O agradecimento da comunidade pela instalação do CID foi feita em português, nheengatu, baniwa e tukano. Nivaldo Marcusso foi homenageado com um cocar. "O CID de São Gabriel da Cachoeira é o primeiro em área indígena a receber cursos da Cisco", falou Nivaldo. O superintendente da Fundação Bradesco afirmou que a instituição pretende levar instrutores para treinamento em São Paulo e apresentar o case da cidade em eventos da Cisco nos EUA.
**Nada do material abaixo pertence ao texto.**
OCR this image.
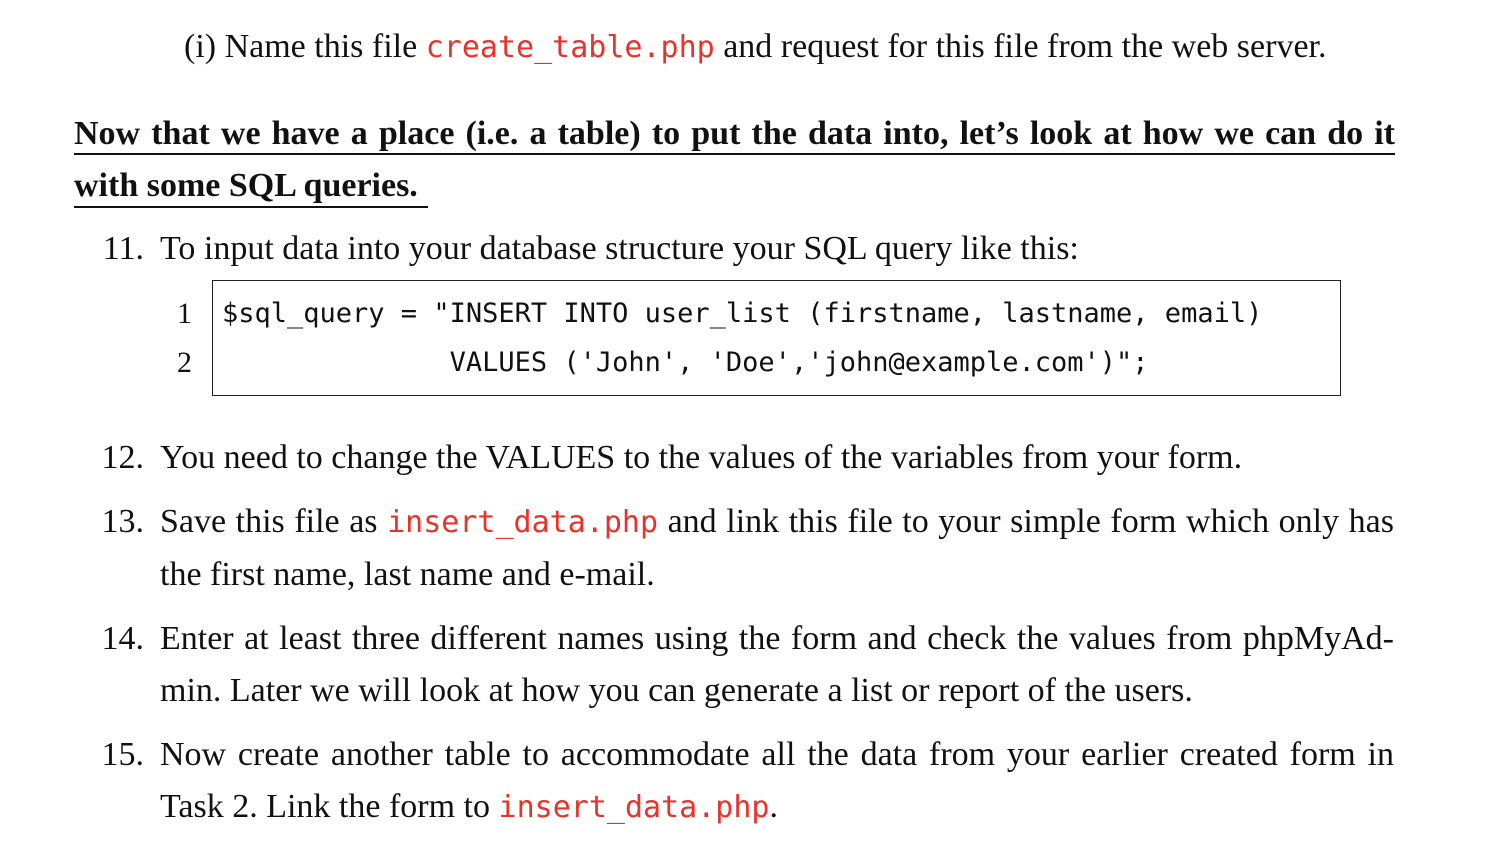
(i) Name this file create_table.php and request for this file from the web server.
Now that we have a place (i.e. a table) to put the data into, let’s look at how we can do it
with some SQL queries.
11. To input data into your database structure your SQL query like this:
1
2
$sql_query = "INSERT INTO user_list (firstname, lastname, email)
VALUES ('John', 'Doe','john@example.com')";
12. You need to change the VALUES to the values of the variables from your form.
13. Save this file as insert_data.php and link this file to your simple form which only has
the first name, last name and e-mail.
14. Enter at least three different names using the form and check the values from phpMyAd-
min. Later we will look at how you can generate a list or report of the users.
15. Now create another table to accommodate all the data from your earlier created form in
Task 2. Link the form to insert_data.php.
Pensando no desafio de posicionar melhor jovens indígenas no mercado, o curso escolhido como carro-chefe foi o IT Essentials I, de software e hardware desenvolvido pela Cisco Networking Academy. "Ao mesmo tempo em que pode oferecer mão de obra ao mercado local, o curso tem o conteúdo afinado com certificações internacionais e demandas das grandes empresas de TI", diz Marcusso.

Melvino Fontes Olimpio, da etnia baniwa, trabalha como assistente administrativo em um órgão público. Antes de matricular-se no CID ele havia feito cursos básicos de informática e usava o computador no trabalho. Melvino acredita que o curso vá abrir novas oportunidades de trabalho. "O reconhecimento internacional é importante, porque torna possível uma experiência profissional em Manaus ou até fora do Estado", diz.

Leonardo Augusto Soares, de Manaus, cursou quatro módulos da Cisco Academy na Fundação Bradesco e obteve na primeira tentativa a certificação Cisco Certified Network Associated (CCNA). Trabalhou por três anos como analista de infraestrutura de rede em uma multinacional e hoje divide seu tempo entre o cargo de analista de sistemas do Tribunal de Justiça do Amazonas e consultorias a empresas que prestam serviços de rede na Zona Franca de Manaus. "No CID, eu aprendi na prática muita coisa que na faculdade só via na teoria", conta Leonardo. "Se eu falo no Japão que eu sou (certificado com) CCNA, as pessoas sabem o que é e valorizam", ressalta.